How about only doing mutations? So you would still only do inserts but not with the whole information but only with what got changed.
It's a paradox that a record is "more" deleted by editing out all its fields than by deleting it in the application which use a isDeleted column.
Greg Young has a good talk about this:
Its very interesting stuff.
Taking CQS to the architecture level is something I find very interesting but also daunting. It would make code so much cleaner, but the level of infrastructure is rarely required for the simple things I do -- more than CRUD, less than DDD.
I've been working in this area for a while. I call this technique "historic modeling". I've written a set of rules, a walkthrough, and a library in support of this idea.
Since you brought it up, Oren, can you shed some light from your experience how do you approach the 'Append Only' model? And, how do you use NHibernate to tackle that (if you use NHibernate at all)? You mentioned the reporting should be done differently, how should we do that without all the labors of ADO.NET / Stored Procedures /SQL ...

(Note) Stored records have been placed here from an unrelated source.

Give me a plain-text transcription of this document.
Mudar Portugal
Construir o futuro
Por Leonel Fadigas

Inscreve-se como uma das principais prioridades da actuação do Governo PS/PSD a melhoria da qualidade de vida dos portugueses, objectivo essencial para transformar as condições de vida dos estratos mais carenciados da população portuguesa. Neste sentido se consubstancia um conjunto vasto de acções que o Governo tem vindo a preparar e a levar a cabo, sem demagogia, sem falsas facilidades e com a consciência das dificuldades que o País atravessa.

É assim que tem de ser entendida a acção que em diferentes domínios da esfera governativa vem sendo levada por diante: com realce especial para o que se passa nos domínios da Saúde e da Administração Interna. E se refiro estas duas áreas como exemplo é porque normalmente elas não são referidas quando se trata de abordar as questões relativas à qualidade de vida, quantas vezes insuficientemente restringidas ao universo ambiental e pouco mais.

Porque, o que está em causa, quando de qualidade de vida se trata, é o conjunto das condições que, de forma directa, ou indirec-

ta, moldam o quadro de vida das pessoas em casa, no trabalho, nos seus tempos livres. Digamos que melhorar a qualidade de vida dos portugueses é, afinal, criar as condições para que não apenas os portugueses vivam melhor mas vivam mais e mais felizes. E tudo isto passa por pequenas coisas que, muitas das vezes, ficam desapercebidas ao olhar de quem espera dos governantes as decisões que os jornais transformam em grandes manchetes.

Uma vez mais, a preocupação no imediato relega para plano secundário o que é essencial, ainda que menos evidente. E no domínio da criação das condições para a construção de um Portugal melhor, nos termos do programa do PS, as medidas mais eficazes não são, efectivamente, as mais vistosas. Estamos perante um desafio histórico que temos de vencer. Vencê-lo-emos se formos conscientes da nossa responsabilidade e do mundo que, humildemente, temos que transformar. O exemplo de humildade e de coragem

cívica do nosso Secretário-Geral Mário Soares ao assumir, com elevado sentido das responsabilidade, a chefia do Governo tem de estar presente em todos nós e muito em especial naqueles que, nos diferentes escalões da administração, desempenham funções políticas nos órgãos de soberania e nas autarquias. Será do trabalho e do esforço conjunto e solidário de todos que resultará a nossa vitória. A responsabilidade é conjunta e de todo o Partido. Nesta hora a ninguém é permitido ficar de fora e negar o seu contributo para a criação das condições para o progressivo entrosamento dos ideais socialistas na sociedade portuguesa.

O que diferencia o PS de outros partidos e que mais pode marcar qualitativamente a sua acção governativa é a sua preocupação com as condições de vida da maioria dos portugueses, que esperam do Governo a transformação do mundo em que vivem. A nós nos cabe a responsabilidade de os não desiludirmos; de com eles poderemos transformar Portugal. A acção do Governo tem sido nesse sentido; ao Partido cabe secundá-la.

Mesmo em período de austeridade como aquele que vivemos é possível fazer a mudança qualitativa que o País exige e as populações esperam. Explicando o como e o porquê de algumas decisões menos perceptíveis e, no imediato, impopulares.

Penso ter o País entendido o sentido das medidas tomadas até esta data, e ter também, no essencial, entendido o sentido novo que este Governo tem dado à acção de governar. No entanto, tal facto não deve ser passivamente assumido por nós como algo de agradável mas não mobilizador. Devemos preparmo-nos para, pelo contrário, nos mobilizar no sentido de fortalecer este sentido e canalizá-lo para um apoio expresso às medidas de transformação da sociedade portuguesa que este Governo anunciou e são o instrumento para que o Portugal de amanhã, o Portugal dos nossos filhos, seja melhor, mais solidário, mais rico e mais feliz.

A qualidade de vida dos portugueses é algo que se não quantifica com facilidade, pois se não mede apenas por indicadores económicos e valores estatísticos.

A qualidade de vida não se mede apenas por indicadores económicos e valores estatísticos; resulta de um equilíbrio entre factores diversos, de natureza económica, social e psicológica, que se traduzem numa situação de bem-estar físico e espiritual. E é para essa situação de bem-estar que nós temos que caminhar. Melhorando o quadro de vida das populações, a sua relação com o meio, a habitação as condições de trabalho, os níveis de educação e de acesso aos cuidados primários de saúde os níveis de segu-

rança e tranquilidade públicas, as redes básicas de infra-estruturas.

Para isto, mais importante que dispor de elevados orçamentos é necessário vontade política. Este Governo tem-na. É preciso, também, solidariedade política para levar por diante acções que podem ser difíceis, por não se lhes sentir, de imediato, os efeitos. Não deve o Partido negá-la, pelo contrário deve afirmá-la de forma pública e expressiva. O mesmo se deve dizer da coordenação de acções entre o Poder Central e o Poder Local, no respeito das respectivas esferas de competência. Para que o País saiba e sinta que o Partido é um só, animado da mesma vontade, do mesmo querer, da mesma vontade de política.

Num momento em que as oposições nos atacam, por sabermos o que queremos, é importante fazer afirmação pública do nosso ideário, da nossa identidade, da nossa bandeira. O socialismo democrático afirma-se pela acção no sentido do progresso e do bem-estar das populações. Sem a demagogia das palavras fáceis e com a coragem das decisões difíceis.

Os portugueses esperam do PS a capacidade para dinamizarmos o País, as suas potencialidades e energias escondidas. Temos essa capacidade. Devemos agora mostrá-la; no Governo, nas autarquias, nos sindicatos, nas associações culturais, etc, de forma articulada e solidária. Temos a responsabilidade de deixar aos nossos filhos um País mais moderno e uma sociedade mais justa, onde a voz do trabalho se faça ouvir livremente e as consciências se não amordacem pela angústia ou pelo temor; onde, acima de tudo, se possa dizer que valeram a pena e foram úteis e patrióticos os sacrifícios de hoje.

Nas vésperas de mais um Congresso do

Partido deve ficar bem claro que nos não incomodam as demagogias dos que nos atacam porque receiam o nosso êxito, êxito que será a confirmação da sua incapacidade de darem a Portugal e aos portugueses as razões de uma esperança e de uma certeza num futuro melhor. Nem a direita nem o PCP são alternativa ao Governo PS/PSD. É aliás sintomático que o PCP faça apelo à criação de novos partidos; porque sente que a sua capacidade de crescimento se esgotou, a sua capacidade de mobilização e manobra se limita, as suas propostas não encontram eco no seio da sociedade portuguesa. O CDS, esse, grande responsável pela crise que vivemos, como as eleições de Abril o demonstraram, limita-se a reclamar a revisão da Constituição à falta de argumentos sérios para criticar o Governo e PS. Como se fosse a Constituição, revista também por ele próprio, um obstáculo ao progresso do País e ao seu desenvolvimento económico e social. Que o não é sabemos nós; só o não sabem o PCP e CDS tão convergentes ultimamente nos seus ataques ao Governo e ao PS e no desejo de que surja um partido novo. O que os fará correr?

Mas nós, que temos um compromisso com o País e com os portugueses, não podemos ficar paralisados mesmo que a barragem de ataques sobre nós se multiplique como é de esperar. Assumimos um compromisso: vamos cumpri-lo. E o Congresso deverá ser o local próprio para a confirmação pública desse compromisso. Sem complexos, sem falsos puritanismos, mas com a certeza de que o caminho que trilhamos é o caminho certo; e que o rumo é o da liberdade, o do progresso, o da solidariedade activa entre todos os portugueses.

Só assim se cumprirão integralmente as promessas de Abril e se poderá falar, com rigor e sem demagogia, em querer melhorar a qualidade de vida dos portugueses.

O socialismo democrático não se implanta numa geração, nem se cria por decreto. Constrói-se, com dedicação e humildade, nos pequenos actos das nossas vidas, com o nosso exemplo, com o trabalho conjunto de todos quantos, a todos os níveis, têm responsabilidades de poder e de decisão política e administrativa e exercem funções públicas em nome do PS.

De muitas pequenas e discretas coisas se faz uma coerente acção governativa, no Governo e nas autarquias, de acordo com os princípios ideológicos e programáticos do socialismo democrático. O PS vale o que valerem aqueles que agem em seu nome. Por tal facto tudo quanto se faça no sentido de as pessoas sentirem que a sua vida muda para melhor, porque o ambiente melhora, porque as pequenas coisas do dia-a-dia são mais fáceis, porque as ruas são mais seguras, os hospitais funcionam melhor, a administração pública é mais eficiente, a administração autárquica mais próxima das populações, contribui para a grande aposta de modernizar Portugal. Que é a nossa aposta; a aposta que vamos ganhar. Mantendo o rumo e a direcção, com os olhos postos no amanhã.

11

That Greg Young talk above talks about it some. Udi Dahan has a talk that also addresses this:
(I watched the NDC 2009 video, not sure if this is all the same stuff).

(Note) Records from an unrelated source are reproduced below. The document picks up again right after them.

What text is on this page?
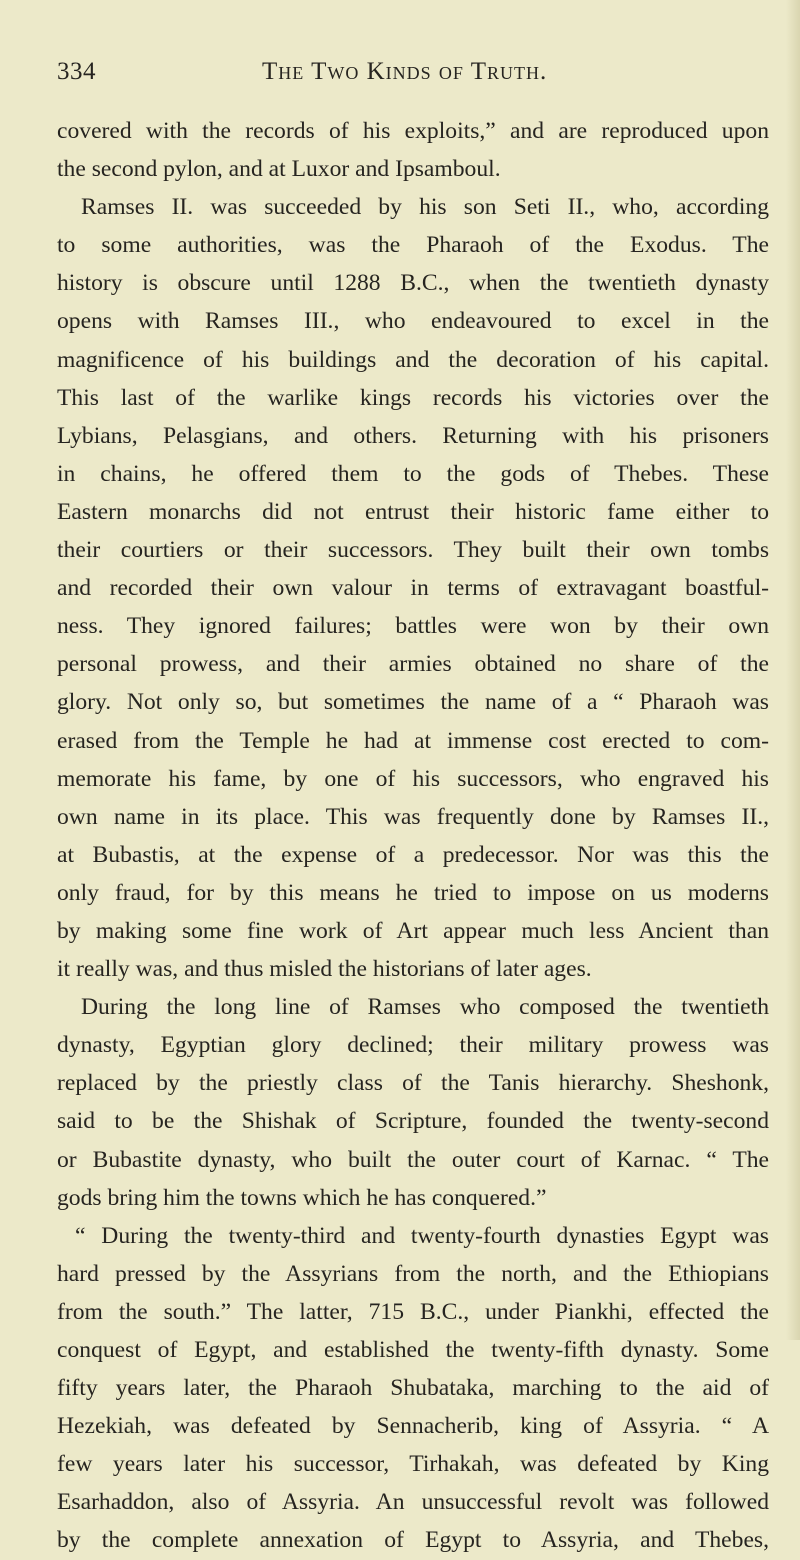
334	The Two Kinds of Truth.
covered with the records of his exploits,” and are reproduced upon
the second pylon, and at Luxor and Ipsamboul.
Ramses II. was succeeded by his son Seti II., who, according
to some authorities, was the Pharaoh of the Exodus. The
history is obscure until 1288 B.C., when the twentieth dynasty
opens with Ramses III., who endeavoured to excel in the
magnificence of his buildings and the decoration of his capital.
This last of the warlike kings records his victories over the
Lybians, Pelasgians, and others. Returning with his prisoners
in chains, he offered them to the gods of Thebes. These
Eastern monarchs did not entrust their historic fame either to
their courtiers or their successors. They built their own tombs
and recorded their own valour in terms of extravagant boastful-
ness. They ignored failures; battles were won by their own
personal prowess, and their armies obtained no share of the
glory. Not only so, but sometimes the name of a “ Pharaoh was
erased from the Temple he had at immense cost erected to com-
memorate his fame, by one of his successors, who engraved his
own name in its place. This was frequently done by Ramses II.,
at Bubastis, at the expense of a predecessor. Nor was this the
only fraud, for by this means he tried to impose on us moderns
by making some fine work of Art appear much less Ancient than
it really was, and thus misled the historians of later ages.
During the long line of Ramses who composed the twentieth
dynasty, Egyptian glory declined; their military prowess was
replaced by the priestly class of the Tanis hierarchy. Sheshonk,
said to be the Shishak of Scripture, founded the twenty-second
or Bubastite dynasty, who built the outer court of Karnac. “ The
gods bring him the towns which he has conquered.”
“ During the twenty-third and twenty-fourth dynasties Egypt was
hard pressed by the Assyrians from the north, and the Ethiopians
from the south.” The latter, 715 B.C., under Piankhi, effected the
conquest of Egypt, and established the twenty-fifth dynasty. Some
fifty years later, the Pharaoh Shubataka, marching to the aid of
Hezekiah, was defeated by Sennacherib, king of Assyria. “ A
few years later his successor, Tirhakah, was defeated by King
Esarhaddon, also of Assyria. An unsuccessful revolt was followed
by the complete annexation of Egypt to Assyria, and Thebes,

Anyways, the root of most of this is working in Domain Events. Moving to events allows you to have multiple handlers with each (potentially) having their own tailor designed model (domain, reporting, logging, etc).
Udi Dahan is a good source on this topic: www.udidahan.com/.../domain-events-salvation/
Immutable rows... I'm wondering what it would be like if such constraints could be modeled at the database level, and what kind of optimization could be applied to the database engine to favor last version reading for example, or efficient and transparent storage. Also wondering about whether the transaction log has aspects of a different implementation of something similar. Vague questions, I know, thinking out loud and way out of my area of expertise...

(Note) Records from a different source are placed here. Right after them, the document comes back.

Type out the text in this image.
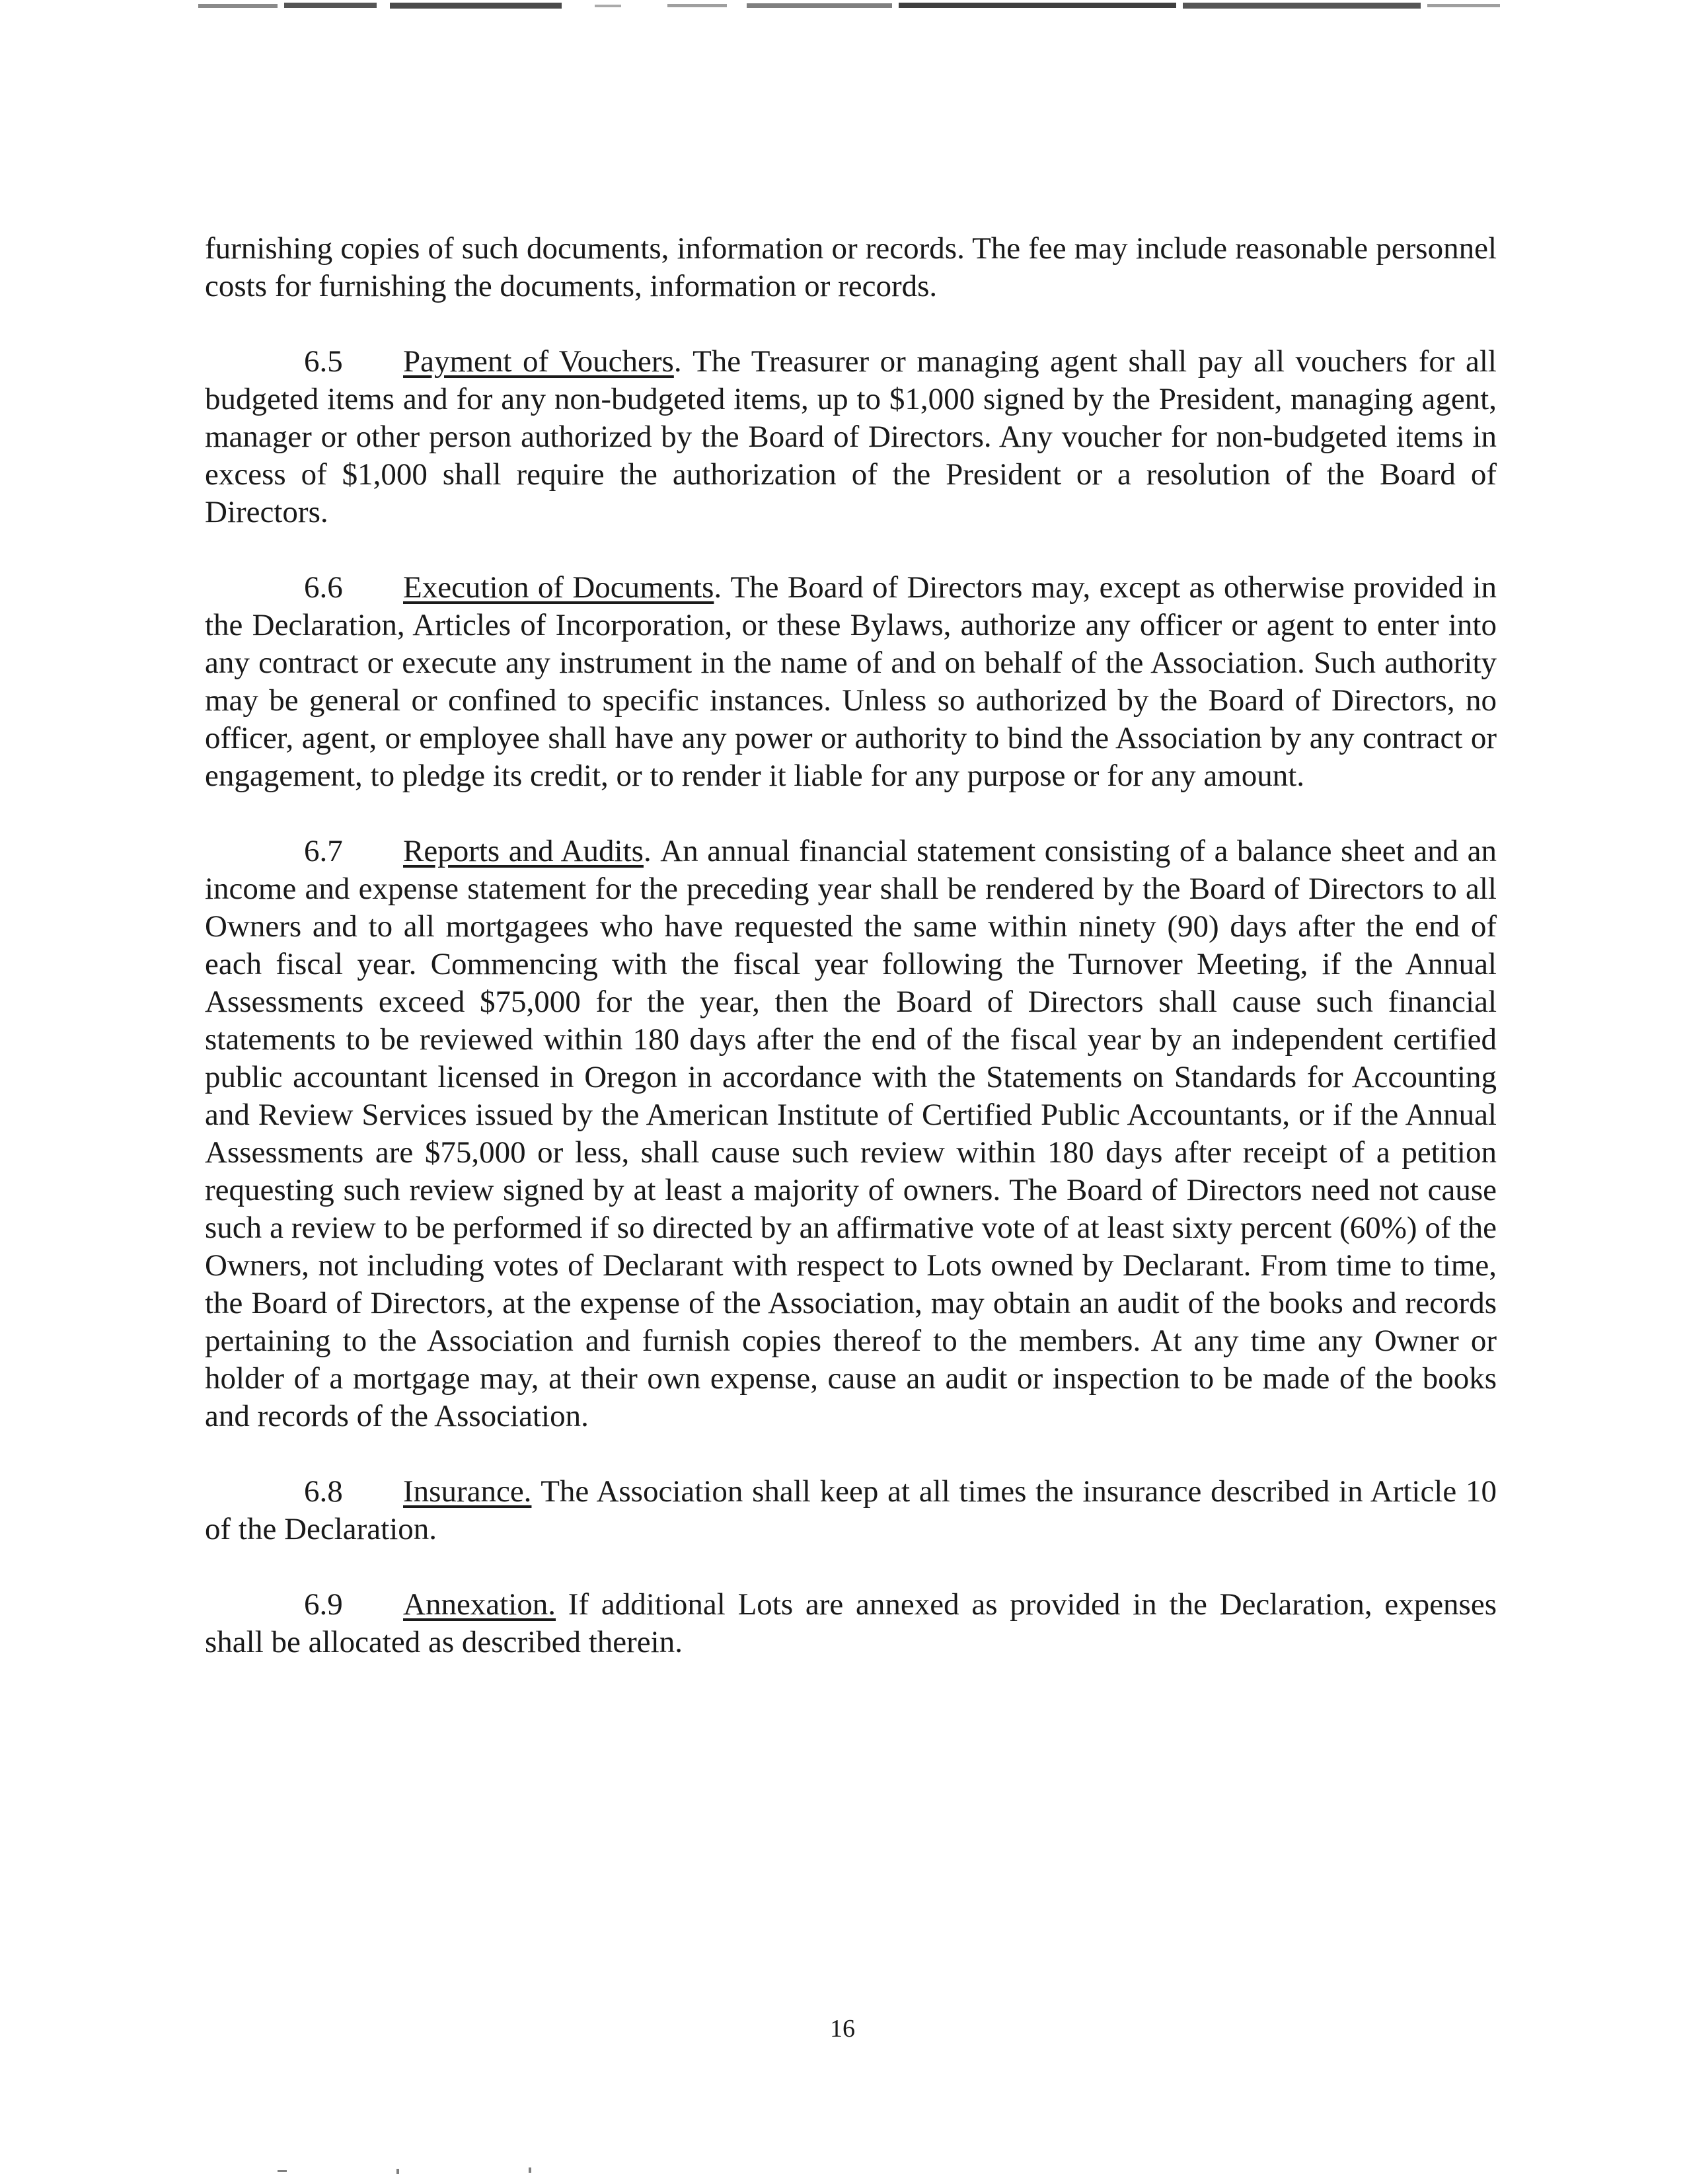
furnishing copies of such documents, information or records. The fee may include reasonable personnel costs for furnishing the documents, information or records.

6.5 Payment of Vouchers. The Treasurer or managing agent shall pay all vouchers for all budgeted items and for any non-budgeted items, up to $1,000 signed by the President, managing agent, manager or other person authorized by the Board of Directors. Any voucher for non-budgeted items in excess of $1,000 shall require the authorization of the President or a resolution of the Board of Directors.

6.6 Execution of Documents. The Board of Directors may, except as otherwise provided in the Declaration, Articles of Incorporation, or these Bylaws, authorize any officer or agent to enter into any contract or execute any instrument in the name of and on behalf of the Association. Such authority may be general or confined to specific instances. Unless so authorized by the Board of Directors, no officer, agent, or employee shall have any power or authority to bind the Association by any contract or engagement, to pledge its credit, or to render it liable for any purpose or for any amount.

6.7 Reports and Audits. An annual financial statement consisting of a balance sheet and an income and expense statement for the preceding year shall be rendered by the Board of Directors to all Owners and to all mortgagees who have requested the same within ninety (90) days after the end of each fiscal year. Commencing with the fiscal year following the Turnover Meeting, if the Annual Assessments exceed $75,000 for the year, then the Board of Directors shall cause such financial statements to be reviewed within 180 days after the end of the fiscal year by an independent certified public accountant licensed in Oregon in accordance with the Statements on Standards for Accounting and Review Services issued by the American Institute of Certified Public Accountants, or if the Annual Assessments are $75,000 or less, shall cause such review within 180 days after receipt of a petition requesting such review signed by at least a majority of owners. The Board of Directors need not cause such a review to be performed if so directed by an affirmative vote of at least sixty percent (60%) of the Owners, not including votes of Declarant with respect to Lots owned by Declarant. From time to time, the Board of Directors, at the expense of the Association, may obtain an audit of the books and records pertaining to the Association and furnish copies thereof to the members. At any time any Owner or holder of a mortgage may, at their own expense, cause an audit or inspection to be made of the books and records of the Association.

6.8 Insurance. The Association shall keep at all times the insurance described in Article 10 of the Declaration.

6.9 Annexation. If additional Lots are annexed as provided in the Declaration, expenses shall be allocated as described therein.

16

In the DB level, you can't really use constraints.
But something that would be easy to do is to have a separate reporting model (physical one) where you do updates.
You only read from it to show stuff.
I'll have a post about it.
Append Only also allow different systems to collect information about the same entity.
This is the approach taken by openEHR (openehr.org), which allows any number of systems to collect information about a person without fear of conflicts when consolidating records. Not a standard SQL Data Model though.
Ah yes, Append-Only with NHibernate.. This is something I'm tinkering with but have been running into a few hurdles. I'm trying to avoid having to do stuff like Evicts. So far meaningless PKs are a must, but this raises issues on how to tie in locking & ensure you aren't appending to an already appended object, and how to ensure cached references reflect the latest entities reliably. I'm looking forward to that post.
Building audit trails after the fact with NHibernate around a CRUD system is a really, really messy operation. (Been there, debugged that.)
I have a post about that that will show up in the 16th
Been a busy week... anyway, thanks for posting this Oren, as obviously I couldn't agree more. And I'm definitely looking forward to the post on the 16th that describes how you would tackle this problem via NHibernate.
Here's to hoping that you spending some time writing about this subject will actually bring it closer to the forefront, much as I'd love to see it!